Gatsby Soundtrack a Failure in Jazz/Hip-Hop Synthesis
By Alex Winkler
The Great Gatsby, the famous novel we are (for better or worse) forced to read in high school recently received a flashy, high-budget, Hollywood adaptation starring Leonardo Dicaprio. The director, Baz Luhrmann, has worked with dated texts (and Dicaprio) before in movies like Romeo + Juliet that use anachronistic music and settings to bring old-fashioned stories up to date with a fresh, modern perspective. As part of that modernization, Jay-Z produced the soundtrack for the film, selecting popular hits of the present day to portray the rebellious nature of a tipsy, Prohibition-era America.
Part of what keeps The Great Gatsby from being truly effective is how inconsistent the music is; it haphazardly alternates between 1920’s jazz and 2000’s hip-hop, failing entirely to concoct a tasteful blend of the two. The music of The Great Gatsby aimed to draw a parallel between the jazz and hip-hop eras. In other words, although the epitome of cool in our day may be a white-tuxedoed Jay-Z, a woman on either arm, The Great Gatsby tells us that Gatsby has all that and more.
The music for Gatsby ultimately falls short of integrating the new and old. In my opinion, it falls noticeably short of this ideal, to the point of provoking confusion and disappointment in several scenes. For instance, the first humongous party scene in Gatsby’s mansion exemplifies the sort of disjunct musical atmosphere we find throughout the film. Although the floor is flooded with party hoppers dressed in expertly-crafted 20’s period attire, the extras are grooving to tracks like “$100 Bill,” dancing to the beat of music that they couldn’t possibly be hearing, even mouthing the lyrics. Ditto when Nick Carraway gets drunk in a hotel room and Kanye West’s “Who Gon’ Stop Me” plays. These sorts of scenes — devoid of subtlety and any connection to the era in which the movie is set — draw the audience out of the film completely. Instead of painting the jazz era as a time period that is relatable and every bit as cool as the music of today, the soundtrack for The Great Gatsby seems to copy and paste a bit too many times, a bit too blithely, to remain consistent, as a work of art.
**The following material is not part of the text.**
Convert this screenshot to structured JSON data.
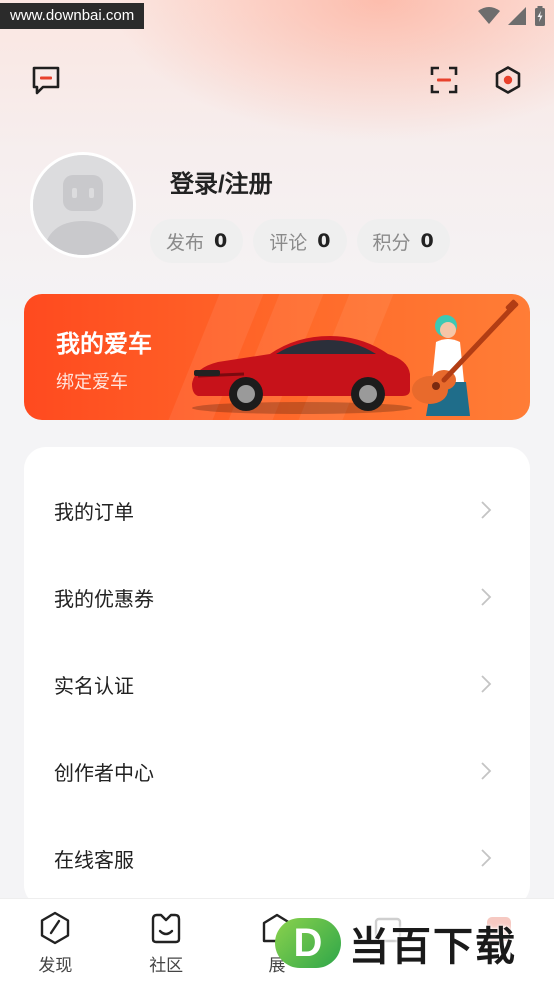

For all the possibilities of powerful interconnections between jazz and hip-hop, Gatsby too often settles for a less-than-masterful incorporation of popular music. Also, one can’t help but notice the abundance of tracks starring Jay-Z himself, or even his wife Beyoncé. If every single track were in its right place and were done in a way that blurred the lines between the 20’s and 2000’s, it wouldn’t be an issue, but it’s impossible to ignore the narcissistic tendencies of the soundtrack. I found myself in the theater picturing the face of Jay-Z, himself, instead of thinking about Nick Carraway. In several instances, the music did the exact opposite of what great film music ought to: it drew the audience out of the setting and mood of the scene.
Despite the times in which the music took away from the consistency of the film, there are several instances worth mentioning for their tasteful blending of musical styles. For one, the orchestral film score (not the borrowed soundtrack) was skillfully written by Craig Armstrong and, unlike the soundtrack, only enhanced the experience of the movie. One notable feature of the score is the consistent relationship between music and visual elements. For instance, every time the green light appears, the vibraphonist would use a bow on the key to produce a very distinctive tone. Every time we see the green light, Armstrong makes us feel as enticed and fascinated as Gatsby is about what lies on the other side of the lake. Even a few of the soundtrack songs successfully blended the music of old and new into a very cool, fresh approach. It was nearly a minute into Beyoncé’s Crazy in Love (sung by Emile Sande) that I realized the New Orleans-style rag was actually a renovated top-40 hit. Even the arrangement of “Love is the Drug” (performed by Lana del Rey and the Brian Ferry Orchestra) seamlessly blended into the 1920’s. These rare gems were the exception, though, and not the rule on the Gatsby soundtrack. It’s my guess that, as time passes, more and more viewers will notice the gaps in consistency between the screen and the soundtrack.